One antidote to the doom-news cycle is the growing popularity of solutions journalism, also known as positive news. This type of reportage identifies a question of concern and asks, ‘what can be done about this’ or ‘who is doing a better job to handle this issue?’

Positive News, for example, which publishes daily stories online as well as a quarterly magazine, bills itself as an outlet “for good journalism about good things”. Its editors describe themselves as pioneers of ‘constructive journalism’ which is “focused on progress, possibility and solutions” and “breaking the bad news bias”.

The front cover of its latest magazine is one such example – featuring ‘gleaners’ which take surplus crops from fields to food banks.

An eye-catching – or sobering – takeaway from the Reuters report depending on your point of view, is that trust in the BBC has fallen 20 percentage points in the last five years (to 55 per cent). This comes against the backdrop of a polarised Brexit debate and accusations of liberal bias against the corporation from much of Fleet Street, as well as members of the current UK Government.

The BBC is making strenuous efforts to look at how it delivers the news. People Fixing the World builds on a podcast by the World Service, looking at stories such as safer cities for women, turning mud into clean concrete, and sponge cities that fight flooding.

In the UK, the corporation has created an ‘inspiring stories’ landing page. While journalism is inclined to quickly move on after covering a traumatic incident, one aspect of positive journalism is returning to the subject matter months or years after the event to see how people or communities have changed.

In one such example, a survivor of the Manchester Terror Attack in 2017 describes how she is now “happy and healthy for the first time in a very long time”.

If you are a business, journalists are very much looking for ‘good news’ stories. There are multiple journalism guides around how to pitch positive stories to news outlets, including this by the European Journalism Centre,

In its advice, the guide states that including the limitations of a solution will steer journalists away from going down an advocacy route.

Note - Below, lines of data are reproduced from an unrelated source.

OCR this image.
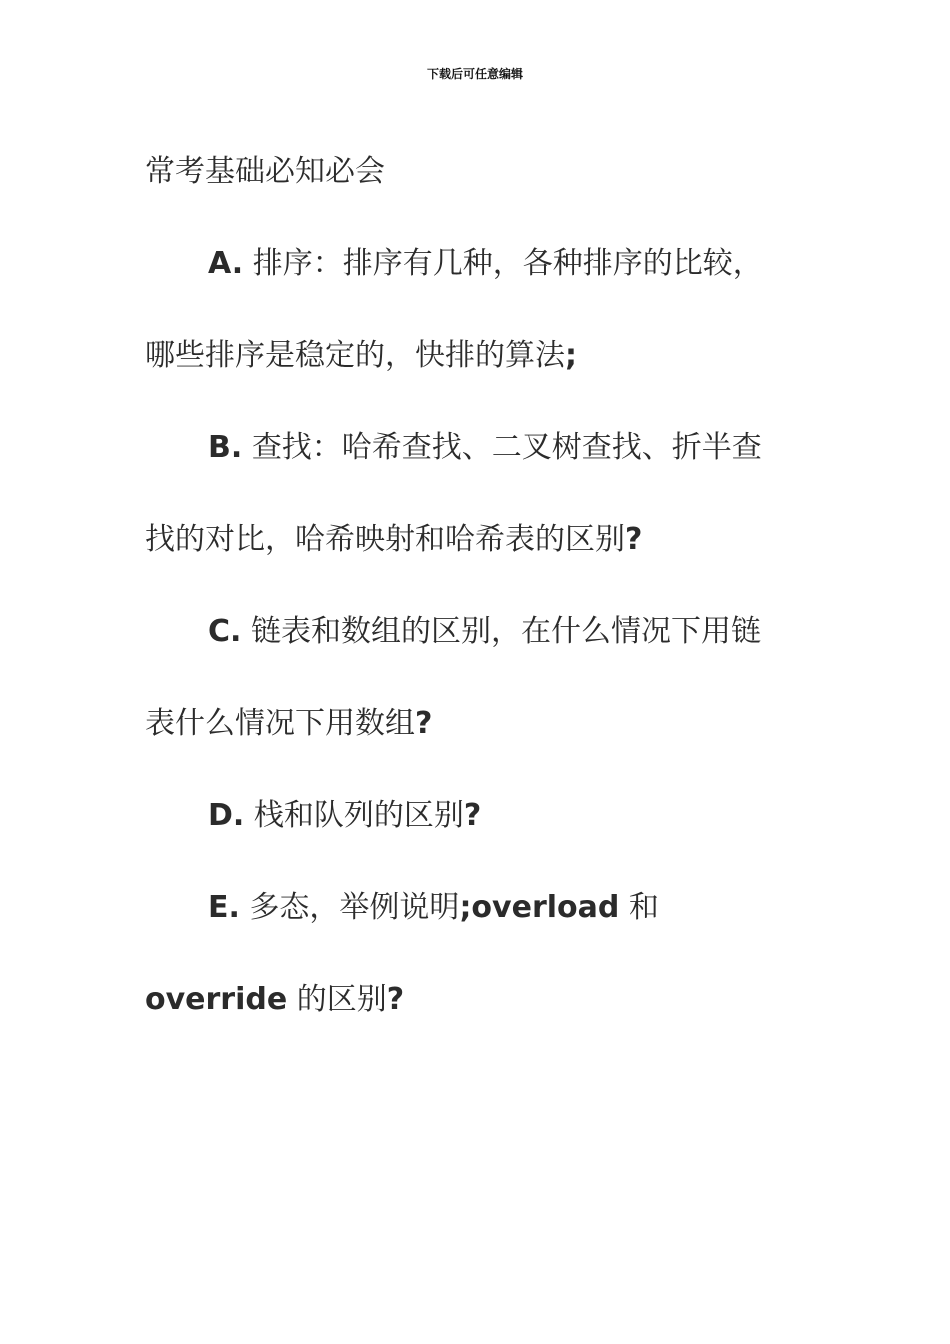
下载后可任意编辑
常考基础必知必会
A. 排序：排序有几种，各种排序的比较，
哪些排序是稳定的，快排的算法;
B. 查找：哈希查找、二叉树查找、折半查
找的对比，哈希映射和哈希表的区别?
C. 链表和数组的区别，在什么情况下用链
表什么情况下用数组?
D. 栈和队列的区别?
E. 多态，举例说明;overload 和
override 的区别?
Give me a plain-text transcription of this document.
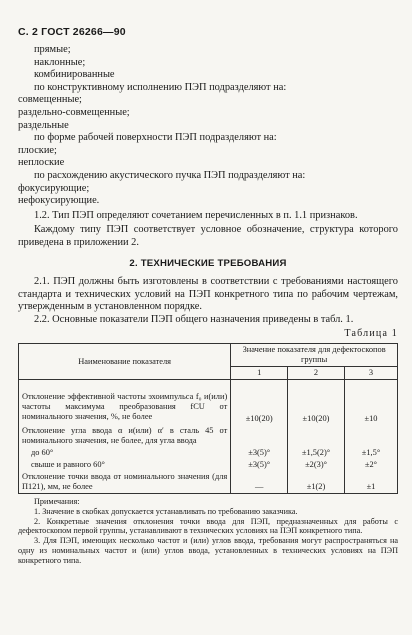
С. 2 ГОСТ 26266—90
прямые;
наклонные;
комбинированные
по конструктивному исполнению ПЭП подразделяют на:
совмещенные;
раздельно-совмещенные;
раздельные
по форме рабочей поверхности ПЭП подразделяют на:
плоские;
неплоские
по расхождению акустического пучка ПЭП подразделяют на:
фокусирующие;
нефокусирующие.
1.2. Тип ПЭП определяют сочетанием перечисленных в п. 1.1 признаков.
Каждому типу ПЭП соответствует условное обозначение, структура которого приведена в приложении 2.
2. ТЕХНИЧЕСКИЕ ТРЕБОВАНИЯ
2.1. ПЭП должны быть изготовлены в соответствии с требованиями настоящего стандарта и технических условий на ПЭП конкретного типа по рабочим чертежам, утвержденным в установленном порядке.
2.2. Основные показатели ПЭП общего назначения приведены в табл. 1.
Таблица 1
Наименование показателя	Значение показателя для дефектоскопов группы		
	1	2	3
Отклонение эффективной частоты эхоимпульса f₀ и(или) частоты максимума преобразования fCU от номинального значения, %, не более	±10(20)	±10(20)	±10
Отклонение угла ввода α и(или) α′ в сталь 45 от номинального значения, не более, для угла ввода			
до 60°	±3(5)°	±1,5(2)°	±1,5°
свыше и равного 60°	±3(5)°	±2(3)°	±2°
Отклонение точки ввода от номинального значения (для П121), мм, не более	—	±1(2)	±1
Примечания:
1. Значение в скобках допускается устанавливать по требованию заказчика.
2. Конкретные значения отклонения точки ввода для ПЭП, предназначенных для работы с дефектоскопом первой группы, устанавливают в технических условиях на ПЭП конкретного типа.
3. Для ПЭП, имеющих несколько частот и (или) углов ввода, требования могут распространяться на одну из номинальных частот и (или) углов ввода, установленных в технических условиях на ПЭП конкретного типа.
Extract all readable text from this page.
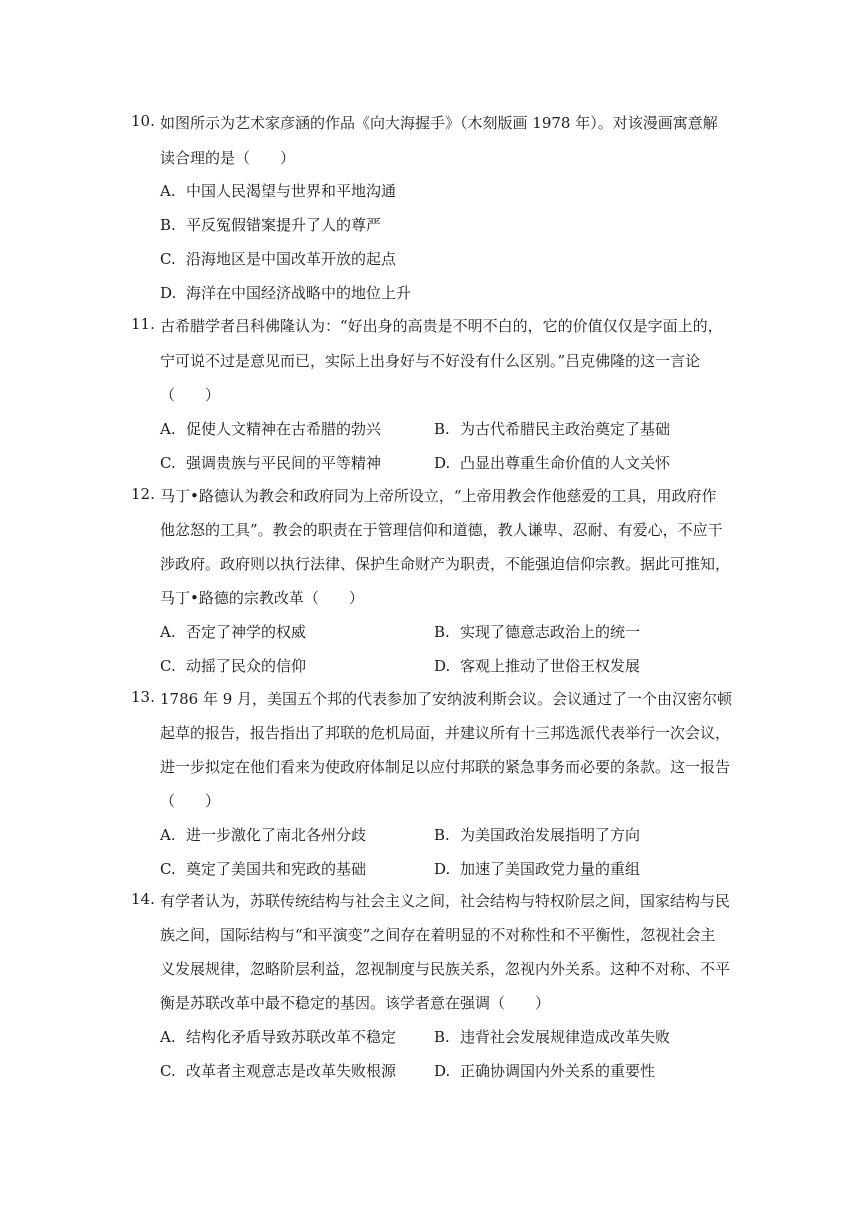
10. 如图所示为艺术家彦涵的作品《向大海握手》（木刻版画 1978 年）。对该漫画寓意解
读合理的是（　　）
A. 中国人民渴望与世界和平地沟通
B. 平反冤假错案提升了人的尊严
C. 沿海地区是中国改革开放的起点
D. 海洋在中国经济战略中的地位上升
11. 古希腊学者吕科佛隆认为：“好出身的高贵是不明不白的，它的价值仅仅是字面上的，
宁可说不过是意见而已，实际上出身好与不好没有什么区别。”吕克佛隆的这一言论
（　　）
A. 促使人文精神在古希腊的勃兴	B. 为古代希腊民主政治奠定了基础
C. 强调贵族与平民间的平等精神	D. 凸显出尊重生命价值的人文关怀
12. 马丁•路德认为教会和政府同为上帝所设立，“上帝用教会作他慈爱的工具，用政府作
他忿怒的工具”。教会的职责在于管理信仰和道德，教人谦卑、忍耐、有爱心，不应干
涉政府。政府则以执行法律、保护生命财产为职责，不能强迫信仰宗教。据此可推知，
马丁•路德的宗教改革（　　）
A. 否定了神学的权威	B. 实现了德意志政治上的统一
C. 动摇了民众的信仰	D. 客观上推动了世俗王权发展
13. 1786 年 9 月，美国五个邦的代表参加了安纳波利斯会议。会议通过了一个由汉密尔顿
起草的报告，报告指出了邦联的危机局面，并建议所有十三邦选派代表举行一次会议，
进一步拟定在他们看来为使政府体制足以应付邦联的紧急事务而必要的条款。这一报告
（　　）
A. 进一步激化了南北各州分歧	B. 为美国政治发展指明了方向
C. 奠定了美国共和宪政的基础	D. 加速了美国政党力量的重组
14. 有学者认为，苏联传统结构与社会主义之间，社会结构与特权阶层之间，国家结构与民
族之间，国际结构与“和平演变”之间存在着明显的不对称性和不平衡性，忽视社会主
义发展规律，忽略阶层利益，忽视制度与民族关系，忽视内外关系。这种不对称、不平
衡是苏联改革中最不稳定的基因。该学者意在强调（　　）
A. 结构化矛盾导致苏联改革不稳定	B. 违背社会发展规律造成改革失败
C. 改革者主观意志是改革失败根源	D. 正确协调国内外关系的重要性
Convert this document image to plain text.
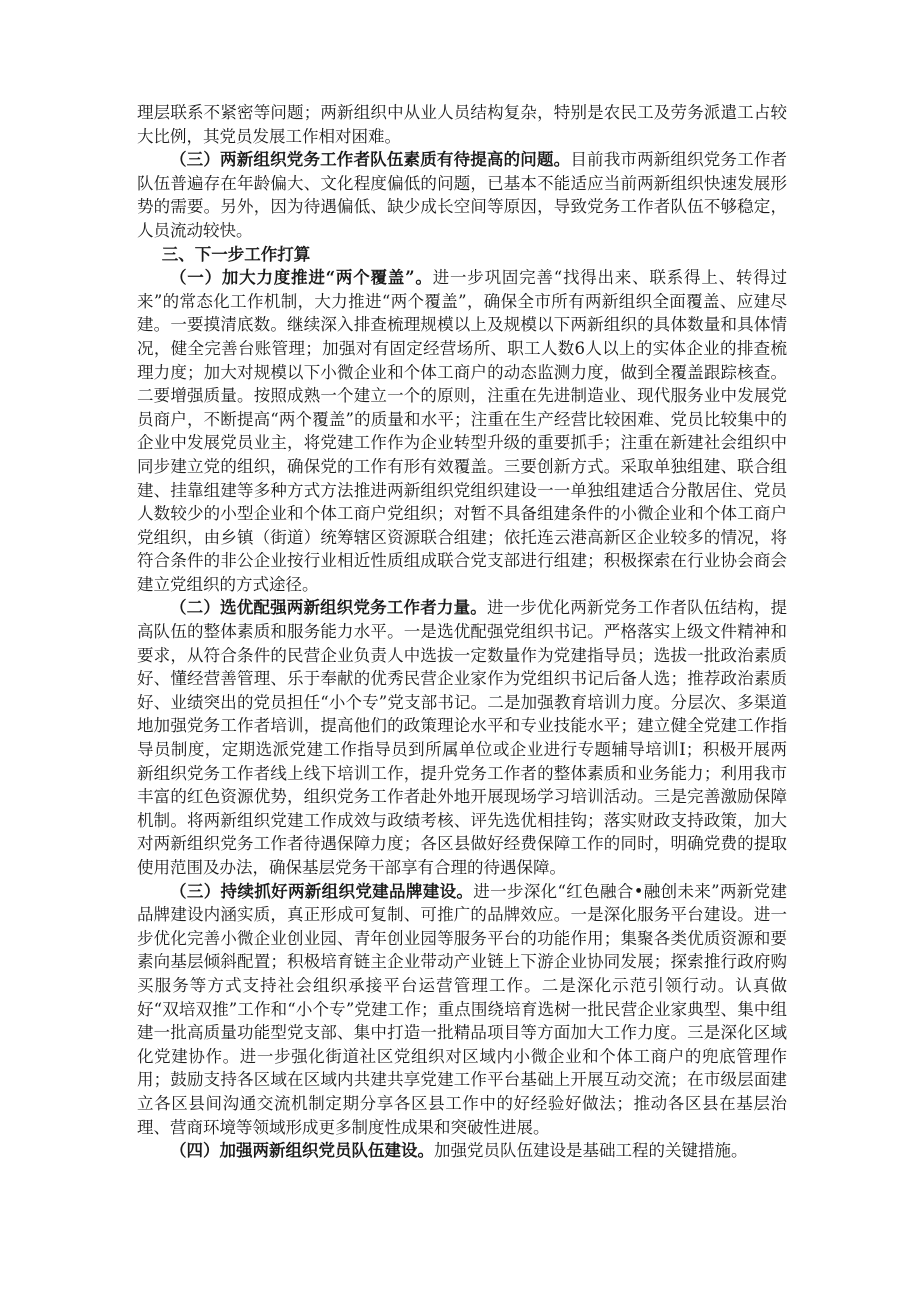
理层联系不紧密等问题；两新组织中从业人员结构复杂，特别是农民工及劳务派遣工占较大比例，其党员发展工作相对困难。

（三）两新组织党务工作者队伍素质有待提高的问题。目前我市两新组织党务工作者队伍普遍存在年龄偏大、文化程度偏低的问题，已基本不能适应当前两新组织快速发展形势的需要。另外，因为待遇偏低、缺少成长空间等原因，导致党务工作者队伍不够稳定，人员流动较快。

三、下一步工作打算

（一）加大力度推进“两个覆盖”。进一步巩固完善“找得出来、联系得上、转得过来”的常态化工作机制，大力推进“两个覆盖”，确保全市所有两新组织全面覆盖、应建尽建。一要摸清底数。继续深入排查梳理规模以上及规模以下两新组织的具体数量和具体情况，健全完善台账管理；加强对有固定经营场所、职工人数6人以上的实体企业的排查梳理力度；加大对规模以下小微企业和个体工商户的动态监测力度，做到全覆盖跟踪核查。二要增强质量。按照成熟一个建立一个的原则，注重在先进制造业、现代服务业中发展党员商户，不断提高“两个覆盖”的质量和水平；注重在生产经营比较困难、党员比较集中的企业中发展党员业主，将党建工作作为企业转型升级的重要抓手；注重在新建社会组织中同步建立党的组织，确保党的工作有形有效覆盖。三要创新方式。采取单独组建、联合组建、挂靠组建等多种方式方法推进两新组织党组织建设一一单独组建适合分散居住、党员人数较少的小型企业和个体工商户党组织；对暂不具备组建条件的小微企业和个体工商户党组织，由乡镇（街道）统筹辖区资源联合组建；依托连云港高新区企业较多的情况，将符合条件的非公企业按行业相近性质组成联合党支部进行组建；积极探索在行业协会商会建立党组织的方式途径。

（二）选优配强两新组织党务工作者力量。进一步优化两新党务工作者队伍结构，提高队伍的整体素质和服务能力水平。一是选优配强党组织书记。严格落实上级文件精神和要求，从符合条件的民营企业负责人中选拔一定数量作为党建指导员；选拔一批政治素质好、懂经营善管理、乐于奉献的优秀民营企业家作为党组织书记后备人选；推荐政治素质好、业绩突出的党员担任“小个专”党支部书记。二是加强教育培训力度。分层次、多渠道地加强党务工作者培训，提高他们的政策理论水平和专业技能水平；建立健全党建工作指导员制度，定期选派党建工作指导员到所属单位或企业进行专题辅导培训I；积极开展两新组织党务工作者线上线下培训工作，提升党务工作者的整体素质和业务能力；利用我市丰富的红色资源优势，组织党务工作者赴外地开展现场学习培训活动。三是完善激励保障机制。将两新组织党建工作成效与政绩考核、评先选优相挂钩；落实财政支持政策，加大对两新组织党务工作者待遇保障力度；各区县做好经费保障工作的同时，明确党费的提取使用范围及办法，确保基层党务干部享有合理的待遇保障。

（三）持续抓好两新组织党建品牌建设。进一步深化“红色融合•融创未来”两新党建品牌建设内涵实质，真正形成可复制、可推广的品牌效应。一是深化服务平台建设。进一步优化完善小微企业创业园、青年创业园等服务平台的功能作用；集聚各类优质资源和要素向基层倾斜配置；积极培育链主企业带动产业链上下游企业协同发展；探索推行政府购买服务等方式支持社会组织承接平台运营管理工作。二是深化示范引领行动。认真做好“双培双推”工作和“小个专”党建工作；重点围绕培育选树一批民营企业家典型、集中组建一批高质量功能型党支部、集中打造一批精品项目等方面加大工作力度。三是深化区域化党建协作。进一步强化街道社区党组织对区域内小微企业和个体工商户的兜底管理作用；鼓励支持各区域在区域内共建共享党建工作平台基础上开展互动交流；在市级层面建立各区县间沟通交流机制定期分享各区县工作中的好经验好做法；推动各区县在基层治理、营商环境等领域形成更多制度性成果和突破性进展。

（四）加强两新组织党员队伍建设。加强党员队伍建设是基础工程的关键措施。
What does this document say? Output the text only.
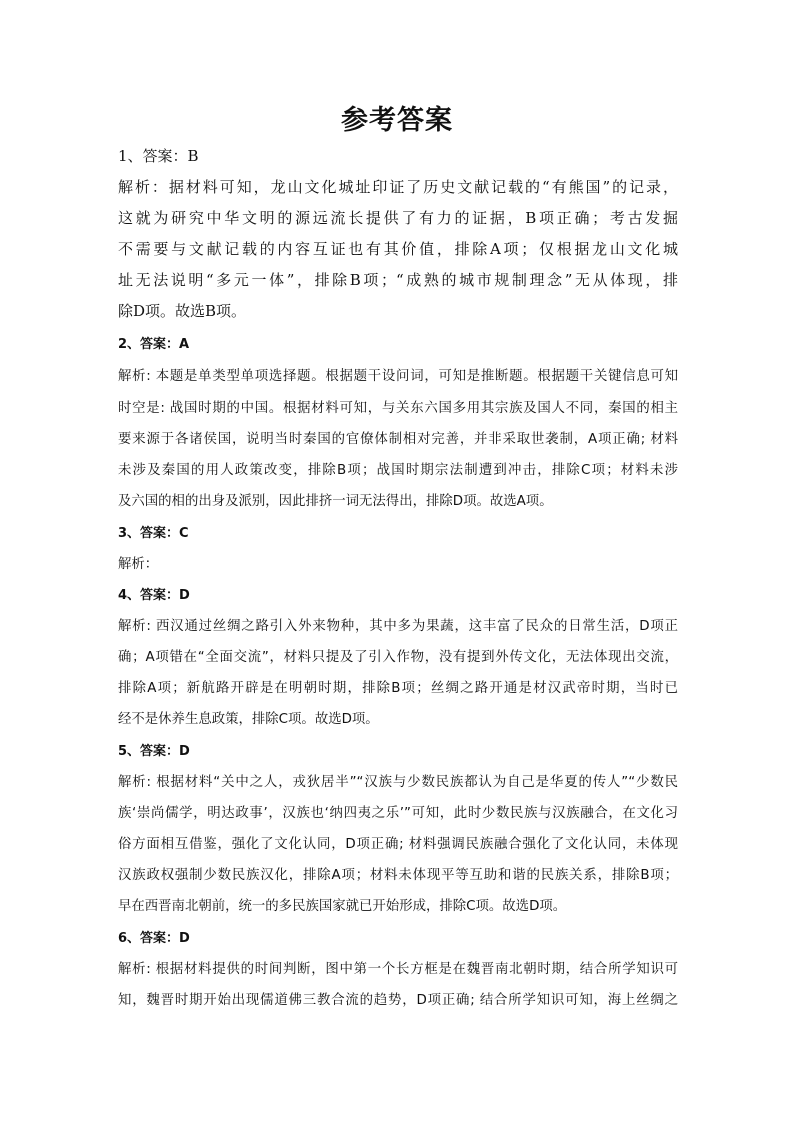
参考答案
1、答案：B
解析：据材料可知，龙山文化城址印证了历史文献记载的“有熊国”的记录，
这就为研究中华文明的源远流长提供了有力的证据，B项正确；考古发掘
不需要与文献记载的内容互证也有其价值，排除A项；仅根据龙山文化城
址无法说明“多元一体”，排除B项；“成熟的城市规制理念”无从体现，排
除D项。故选B项。
2、答案：A
解析: 本题是单类型单项选择题。根据题干设问词，可知是推断题。根据题干关键信息可知
时空是: 战国时期的中国。根据材料可知，与关东六国多用其宗族及国人不同，秦国的相主
要来源于各诸侯国，说明当时秦国的官僚体制相对完善，并非采取世袭制，A项正确; 材料
未涉及秦国的用人政策改变，排除B项；战国时期宗法制遭到冲击，排除C项；材料未涉
及六国的相的出身及派别，因此排挤一词无法得出，排除D项。故选A项。
3、答案：C
解析：
4、答案：D
解析: 西汉通过丝绸之路引入外来物种，其中多为果蔬，这丰富了民众的日常生活，D项正
确；A项错在“全面交流”，材料只提及了引入作物，没有提到外传文化，无法体现出交流，
排除A项；新航路开辟是在明朝时期，排除B项；丝绸之路开通是材汉武帝时期，当时已
经不是休养生息政策，排除C项。故选D项。
5、答案：D
解析: 根据材料“关中之人，戎狄居半”“汉族与少数民族都认为自己是华夏的传人”“少数民
族‘崇尚儒学，明达政事’，汉族也‘纳四夷之乐’”可知，此时少数民族与汉族融合，在文化习
俗方面相互借鉴，强化了文化认同，D项正确; 材料强调民族融合强化了文化认同，未体现
汉族政权强制少数民族汉化，排除A项；材料未体现平等互助和谐的民族关系，排除B项；
早在西晋南北朝前，统一的多民族国家就已开始形成，排除C项。故选D项。
6、答案：D
解析: 根据材料提供的时间判断，图中第一个长方框是在魏晋南北朝时期，结合所学知识可
知，魏晋时期开始出现儒道佛三教合流的趋势，D项正确; 结合所学知识可知，海上丝绸之
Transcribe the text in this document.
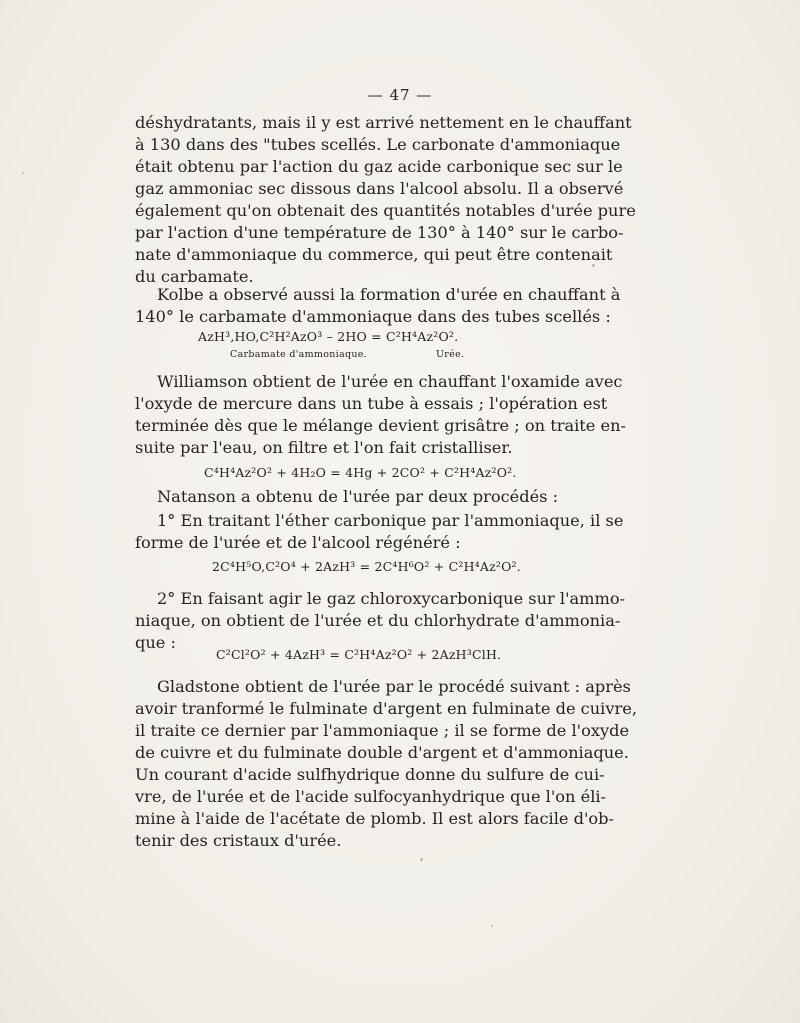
— 47 —
déshydratants, mais il y est arrivé nettement en le chauffant
à 130 dans des "tubes scellés. Le carbonate d'ammoniaque
était obtenu par l'action du gaz acide carbonique sec sur le
gaz ammoniac sec dissous dans l'alcool absolu. Il a observé
également qu'on obtenait des quantités notables d'urée pure
par l'action d'une température de 130° à 140° sur le carbo-
nate d'ammoniaque du commerce, qui peut être contenait
du carbamate.
Kolbe a observé aussi la formation d'urée en chauffant à
140° le carbamate d'ammoniaque dans des tubes scellés :
AzH³,HO,C²H²AzO³ – 2HO = C²H⁴Az²O².
Carbamate d'ammoniaque.	Urée.
Williamson obtient de l'urée en chauffant l'oxamide avec
l'oxyde de mercure dans un tube à essais ; l'opération est
terminée dès que le mélange devient grisâtre ; on traite en-
suite par l'eau, on filtre et l'on fait cristalliser.
C⁴H⁴Az²O² + 4H₂O = 4Hg + 2CO² + C²H⁴Az²O².
Natanson a obtenu de l'urée par deux procédés :
1° En traitant l'éther carbonique par l'ammoniaque, il se
forme de l'urée et de l'alcool régénéré :
2C⁴H⁵O,C²O⁴ + 2AzH³ = 2C⁴H⁶O² + C²H⁴Az²O².
2° En faisant agir le gaz chloroxycarbonique sur l'ammo-
niaque, on obtient de l'urée et du chlorhydrate d'ammonia-
que :
C²Cl²O² + 4AzH³ = C²H⁴Az²O² + 2AzH³ClH.
Gladstone obtient de l'urée par le procédé suivant : après
avoir tranformé le fulminate d'argent en fulminate de cuivre,
il traite ce dernier par l'ammoniaque ; il se forme de l'oxyde
de cuivre et du fulminate double d'argent et d'ammoniaque.
Un courant d'acide sulfhydrique donne du sulfure de cui-
vre, de l'urée et de l'acide sulfocyanhydrique que l'on éli-
mine à l'aide de l'acétate de plomb. Il est alors facile d'ob-
tenir des cristaux d'urée.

“Report on what is happening rather than declaring a permanent fix to a problem. Good solutions reporting should be nuanced, exploring the solution’s successes and failures, showing where there’s support and scepticism and where there’s more than one response to a problem. You’re looking for a good story not to ‘find’ the ultimate solution.”

Businesses can also form part of that solution – but there is naturally a nervousness around doing something that might be interpreted as rhetoric. One way to approach this sensitively is to look at how businesses can imaginatively help its consumers to close the ‘say-do’ gap and build sustainable habits.

The Reuters report continues to pose pressing questions about the role of journalists in delivering news, politics and culture, when they are the ones who also shape and influence the stories they report on.

That the sector possibly finds itself in a slow, inexorable decline is the most depressing finding of all – and one which will find many reaching for the off switch. It is why solutions journalism offers the industry a new prism in which to view and disseminate the news in a positive fashion – and better business activism and storytelling can help to facilitate the change.